Time & Space Complexity

Time complexity: $O(n ^ 2 * d)$
Space complexity: $O(n * d)$

Where $n$ is the number of jobs and $d$ is the number of days.

3. Dynamic Programming (Bottom-Up)

Intuition

We can convert the top-down recursion into an iterative bottom-up approach. Define dp[i][day] as the minimum difficulty to schedule jobs from index i onward using exactly day days. We fill the table starting from the last day and work backward. For each state, we try all valid partitions of jobs for the current day and combine with the precomputed result for remaining days.

Algorithm

Create a 2D DP table where dp[i][day] represents the minimum difficulty starting from job i with day days remaining.
Initialize dp[n][0] = 0 (no jobs, no days needed).
Iterate day from 1 to d:
- For each starting position i from n-1 down to 0:
  - Try ending the current day at each position j from i to n-day.
  - Track the running maximum as the day's difficulty.
  - Update dp[i][day] with the minimum of max + dp[j+1][day-1].
Return dp[0][d].

class Solution:
    def minDifficulty(self, jobDifficulty: List[int], d: int) -> int:
        if len(jobDifficulty) < d:
            return -1

        n = len(jobDifficulty)
        dp = [[float("inf")] * (d + 1) for _ in range(n + 1)]
        dp[n][0] = 0

        for day in range(1, d + 1):
            for i in range(n - 1, -1, -1):
                maxi = 0
                for j in range(i, n - day + 1):
                    maxi = max(maxi, jobDifficulty[j])
                    dp[i][day] = min(dp[i][day], maxi + dp[j + 1][day - 1])

        return dp[0][d]

Time & Space Complexity

Time complexity: $O(n ^ 2 * d)$
Space complexity: $O(n * d)$

Where $n$ is the number of jobs and $d$ is the number of days.

4. Dynamic Programming (Space Optimized)

Intuition

Notice that when computing dp[i][day], we only need values from dp[j][day-1] for j > i. This means we only need the previous day's row, not the entire 2D table. We can reduce space by using a single 1D array and updating it carefully. By processing positions from left to right within each day, we ensure that when we read dp[j+1], it still holds the value from the previous day.

Algorithm

Create a 1D DP array of size n+1, initialized to infinity except dp[n] = 0.
Iterate day from 1 to d:
- For each starting position i from 0 to n-day:
  - Reset dp[i] to infinity.
  - Track the running maximum while iterating j from i to n-day.
  - Update dp[i] with the minimum of max + dp[j+1].
Return dp[0].

class Solution:
    def minDifficulty(self, jobDifficulty: List[int], d: int) -> int:
        if len(jobDifficulty) < d:
            return -1

        n = len(jobDifficulty)
        dp = [float("inf")] * (n + 1)
        dp[n] = 0

        for day in range(1, d + 1):
            for i in range(n - day + 1):
                maxi = 0
                dp[i] = float("inf")
                for j in range(i, n - day + 1):
                    maxi = max(maxi, jobDifficulty[j])
                    dp[i] = min(dp[i], maxi + dp[j + 1])

        return dp[0]

Time & Space Complexity

Time complexity: $O(n ^ 2 * d)$
Space complexity: $O(n)$

Where $n$ is the number of jobs and $d$ is the number of days.

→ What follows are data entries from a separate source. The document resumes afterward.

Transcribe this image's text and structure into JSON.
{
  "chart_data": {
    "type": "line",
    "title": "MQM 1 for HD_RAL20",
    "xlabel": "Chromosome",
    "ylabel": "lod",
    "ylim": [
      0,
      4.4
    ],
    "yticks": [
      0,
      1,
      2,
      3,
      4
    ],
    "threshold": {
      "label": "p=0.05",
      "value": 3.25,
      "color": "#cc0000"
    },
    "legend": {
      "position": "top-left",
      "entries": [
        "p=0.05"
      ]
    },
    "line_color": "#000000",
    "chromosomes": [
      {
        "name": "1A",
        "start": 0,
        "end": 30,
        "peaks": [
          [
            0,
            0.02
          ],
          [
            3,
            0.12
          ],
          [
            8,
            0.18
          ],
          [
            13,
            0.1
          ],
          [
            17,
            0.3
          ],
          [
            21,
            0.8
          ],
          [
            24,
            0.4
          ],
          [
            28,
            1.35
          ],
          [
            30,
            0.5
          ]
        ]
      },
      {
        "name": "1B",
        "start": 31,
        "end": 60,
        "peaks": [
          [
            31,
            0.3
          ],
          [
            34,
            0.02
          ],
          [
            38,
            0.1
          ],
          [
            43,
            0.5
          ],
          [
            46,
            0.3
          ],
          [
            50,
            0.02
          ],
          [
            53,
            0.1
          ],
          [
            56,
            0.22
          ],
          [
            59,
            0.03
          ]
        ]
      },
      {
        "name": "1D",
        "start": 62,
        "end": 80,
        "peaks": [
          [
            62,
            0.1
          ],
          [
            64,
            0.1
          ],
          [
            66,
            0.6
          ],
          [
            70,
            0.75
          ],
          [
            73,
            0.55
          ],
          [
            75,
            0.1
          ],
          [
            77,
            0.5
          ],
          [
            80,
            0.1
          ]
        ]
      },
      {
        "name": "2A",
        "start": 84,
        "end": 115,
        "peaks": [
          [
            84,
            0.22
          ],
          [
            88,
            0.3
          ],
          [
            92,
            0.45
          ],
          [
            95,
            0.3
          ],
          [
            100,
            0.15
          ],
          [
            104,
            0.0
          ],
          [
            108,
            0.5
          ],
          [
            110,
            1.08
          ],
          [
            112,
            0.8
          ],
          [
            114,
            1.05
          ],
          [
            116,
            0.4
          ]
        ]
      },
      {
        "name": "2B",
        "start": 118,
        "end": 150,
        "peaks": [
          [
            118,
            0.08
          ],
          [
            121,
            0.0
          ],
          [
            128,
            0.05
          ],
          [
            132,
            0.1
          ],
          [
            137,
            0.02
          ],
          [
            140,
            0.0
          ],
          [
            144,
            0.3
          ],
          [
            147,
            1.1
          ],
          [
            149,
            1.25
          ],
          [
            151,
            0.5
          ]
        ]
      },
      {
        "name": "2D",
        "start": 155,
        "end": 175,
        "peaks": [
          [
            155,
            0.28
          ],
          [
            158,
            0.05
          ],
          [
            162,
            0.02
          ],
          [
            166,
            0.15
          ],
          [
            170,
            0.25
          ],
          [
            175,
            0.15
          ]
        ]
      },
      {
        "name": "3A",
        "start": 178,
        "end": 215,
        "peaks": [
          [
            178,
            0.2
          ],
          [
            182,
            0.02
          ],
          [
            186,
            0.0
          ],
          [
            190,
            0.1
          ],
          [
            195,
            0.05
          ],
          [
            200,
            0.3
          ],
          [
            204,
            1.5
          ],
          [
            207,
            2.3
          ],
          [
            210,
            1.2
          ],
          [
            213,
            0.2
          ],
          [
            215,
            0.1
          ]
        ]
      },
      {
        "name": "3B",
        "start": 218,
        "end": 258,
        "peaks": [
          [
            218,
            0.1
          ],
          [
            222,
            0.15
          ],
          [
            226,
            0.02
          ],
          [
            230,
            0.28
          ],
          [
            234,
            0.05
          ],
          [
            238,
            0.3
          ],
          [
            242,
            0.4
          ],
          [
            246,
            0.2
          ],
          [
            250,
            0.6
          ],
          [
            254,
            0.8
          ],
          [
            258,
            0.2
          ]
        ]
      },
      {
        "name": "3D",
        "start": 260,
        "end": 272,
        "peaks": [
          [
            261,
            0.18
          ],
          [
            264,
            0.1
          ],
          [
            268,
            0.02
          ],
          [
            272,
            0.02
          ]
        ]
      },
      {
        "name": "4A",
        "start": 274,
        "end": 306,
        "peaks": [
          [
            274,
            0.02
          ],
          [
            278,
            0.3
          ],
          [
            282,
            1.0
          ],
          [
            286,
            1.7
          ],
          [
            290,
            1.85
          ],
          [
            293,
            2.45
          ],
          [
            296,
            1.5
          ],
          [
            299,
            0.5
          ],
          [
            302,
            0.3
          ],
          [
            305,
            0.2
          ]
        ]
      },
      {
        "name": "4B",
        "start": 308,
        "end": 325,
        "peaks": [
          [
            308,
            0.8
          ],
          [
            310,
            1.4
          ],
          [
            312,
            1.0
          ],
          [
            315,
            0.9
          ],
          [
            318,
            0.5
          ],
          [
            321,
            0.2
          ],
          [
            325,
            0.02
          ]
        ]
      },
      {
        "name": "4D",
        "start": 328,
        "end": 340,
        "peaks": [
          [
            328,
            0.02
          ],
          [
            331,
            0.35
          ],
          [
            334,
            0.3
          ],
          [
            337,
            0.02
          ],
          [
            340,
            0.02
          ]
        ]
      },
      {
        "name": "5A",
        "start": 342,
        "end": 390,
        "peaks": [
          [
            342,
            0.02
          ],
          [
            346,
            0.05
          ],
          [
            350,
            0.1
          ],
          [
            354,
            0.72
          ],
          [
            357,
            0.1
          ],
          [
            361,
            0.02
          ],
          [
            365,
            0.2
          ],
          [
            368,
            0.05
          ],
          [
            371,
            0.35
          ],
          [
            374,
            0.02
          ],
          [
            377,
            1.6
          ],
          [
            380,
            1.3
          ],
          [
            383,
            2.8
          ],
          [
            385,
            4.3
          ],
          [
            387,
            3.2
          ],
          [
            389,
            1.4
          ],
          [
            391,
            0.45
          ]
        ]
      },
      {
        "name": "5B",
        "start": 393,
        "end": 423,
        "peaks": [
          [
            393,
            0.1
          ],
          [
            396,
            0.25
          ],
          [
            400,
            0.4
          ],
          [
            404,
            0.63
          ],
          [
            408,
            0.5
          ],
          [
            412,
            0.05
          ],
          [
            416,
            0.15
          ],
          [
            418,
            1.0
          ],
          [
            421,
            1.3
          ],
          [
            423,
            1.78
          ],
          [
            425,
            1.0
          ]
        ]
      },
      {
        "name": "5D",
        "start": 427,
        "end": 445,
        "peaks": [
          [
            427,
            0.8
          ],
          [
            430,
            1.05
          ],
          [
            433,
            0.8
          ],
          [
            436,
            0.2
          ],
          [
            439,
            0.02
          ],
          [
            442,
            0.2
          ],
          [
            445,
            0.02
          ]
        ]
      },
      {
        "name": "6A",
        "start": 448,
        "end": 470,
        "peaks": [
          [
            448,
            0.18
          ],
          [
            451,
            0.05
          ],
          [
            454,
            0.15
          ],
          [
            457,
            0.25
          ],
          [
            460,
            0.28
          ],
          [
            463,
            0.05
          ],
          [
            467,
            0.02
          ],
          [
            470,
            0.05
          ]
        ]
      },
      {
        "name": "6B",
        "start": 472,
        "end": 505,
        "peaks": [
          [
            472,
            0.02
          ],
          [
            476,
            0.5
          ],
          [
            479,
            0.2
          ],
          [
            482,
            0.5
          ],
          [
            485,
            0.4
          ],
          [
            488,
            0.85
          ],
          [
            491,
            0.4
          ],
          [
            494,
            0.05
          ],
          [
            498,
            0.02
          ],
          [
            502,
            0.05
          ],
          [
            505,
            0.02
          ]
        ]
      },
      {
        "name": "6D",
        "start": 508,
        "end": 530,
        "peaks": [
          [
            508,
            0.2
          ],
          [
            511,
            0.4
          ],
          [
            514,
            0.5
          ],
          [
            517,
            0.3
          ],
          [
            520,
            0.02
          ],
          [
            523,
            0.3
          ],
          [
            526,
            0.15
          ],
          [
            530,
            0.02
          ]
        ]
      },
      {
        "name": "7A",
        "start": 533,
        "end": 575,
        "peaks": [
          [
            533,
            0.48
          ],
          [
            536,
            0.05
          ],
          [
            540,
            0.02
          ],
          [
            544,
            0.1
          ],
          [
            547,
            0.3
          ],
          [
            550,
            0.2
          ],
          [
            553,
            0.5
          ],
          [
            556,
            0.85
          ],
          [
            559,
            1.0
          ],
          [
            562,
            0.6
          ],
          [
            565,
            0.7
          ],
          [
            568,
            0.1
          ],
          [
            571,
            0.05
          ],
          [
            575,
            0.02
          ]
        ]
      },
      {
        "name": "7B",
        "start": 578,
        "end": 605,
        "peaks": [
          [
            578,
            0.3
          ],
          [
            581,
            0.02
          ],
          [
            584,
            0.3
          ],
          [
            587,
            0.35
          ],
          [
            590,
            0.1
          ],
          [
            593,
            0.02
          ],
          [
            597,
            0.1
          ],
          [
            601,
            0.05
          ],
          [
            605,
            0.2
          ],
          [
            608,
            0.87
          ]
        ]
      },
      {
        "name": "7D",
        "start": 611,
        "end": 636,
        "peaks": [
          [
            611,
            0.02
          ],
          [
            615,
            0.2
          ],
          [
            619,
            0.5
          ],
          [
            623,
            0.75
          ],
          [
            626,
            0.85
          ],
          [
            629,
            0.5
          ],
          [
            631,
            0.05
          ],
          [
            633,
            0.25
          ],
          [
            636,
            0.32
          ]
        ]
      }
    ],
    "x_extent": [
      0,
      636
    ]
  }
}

5. Monotonic Decreasing Stack

Intuition

The bottleneck in the previous approaches is finding the optimal partition for each day, which requires checking all possible ending positions. We can speed this up using a monotonic stack. The key insight is that when a new job has a higher difficulty than previous jobs in the current day, it becomes the new maximum and we can efficiently update our DP values. By maintaining a decreasing stack of job indices, we can quickly determine how previous partitions would change when extended to include the current job.

Algorithm

Create a DP array to store minimum difficulty ending at each position.
For each day from 1 to d:
- Create a new DP array for the current day.
- Use a monotonic decreasing stack to track job indices.
- For each job i:
  - Initialize: current job starts a new segment after the previous day's best ending.
  - While the stack is not empty and the top job has difficulty <= current job:
    - Pop the top and update the current DP by potentially replacing that job's max with the current job's difficulty.
  - If the stack is not empty, also consider inheriting the DP value from the stack top (the current job is dominated by a larger previous job).
  - Push the current index onto the stack.
Return the last element of the final DP array.

class Solution:
    def minDifficulty(self, jobDifficulty: List[int], d: int) -> int:
        n = len(jobDifficulty)
        if n < d:
            return -1

        dp = [float("inf")] * n
        for day in range(1, d + 1):
            next_dp = [float("inf")] * n
            stack = []
            for i in range(day - 1, n):
                next_dp[i] = dp[i - 1] + jobDifficulty[i] if i > 0 else jobDifficulty[i]
                while stack and jobDifficulty[stack[-1]] <= jobDifficulty[i]:
                    j = stack.pop()
                    next_dp[i] = min(next_dp[i], next_dp[j] - jobDifficulty[j] + jobDifficulty[i])
                if stack:
                    next_dp[i] = min(next_dp[i], next_dp[stack[-1]])
                stack.append(i)
            dp = next_dp

        return dp[-1]

Time & Space Complexity

Time complexity: $O(n * d)$
Space complexity: $O(n)$

Where $n$ is the number of jobs and $d$ is the number of days.

Common Pitfalls

Forgetting the Impossible Case

A common mistake is not checking whether it is possible to schedule the jobs. If the number of jobs n is less than the number of days d, there is no valid schedule since each day must have at least one job. Failing to return -1 in this case leads to incorrect results or runtime errors.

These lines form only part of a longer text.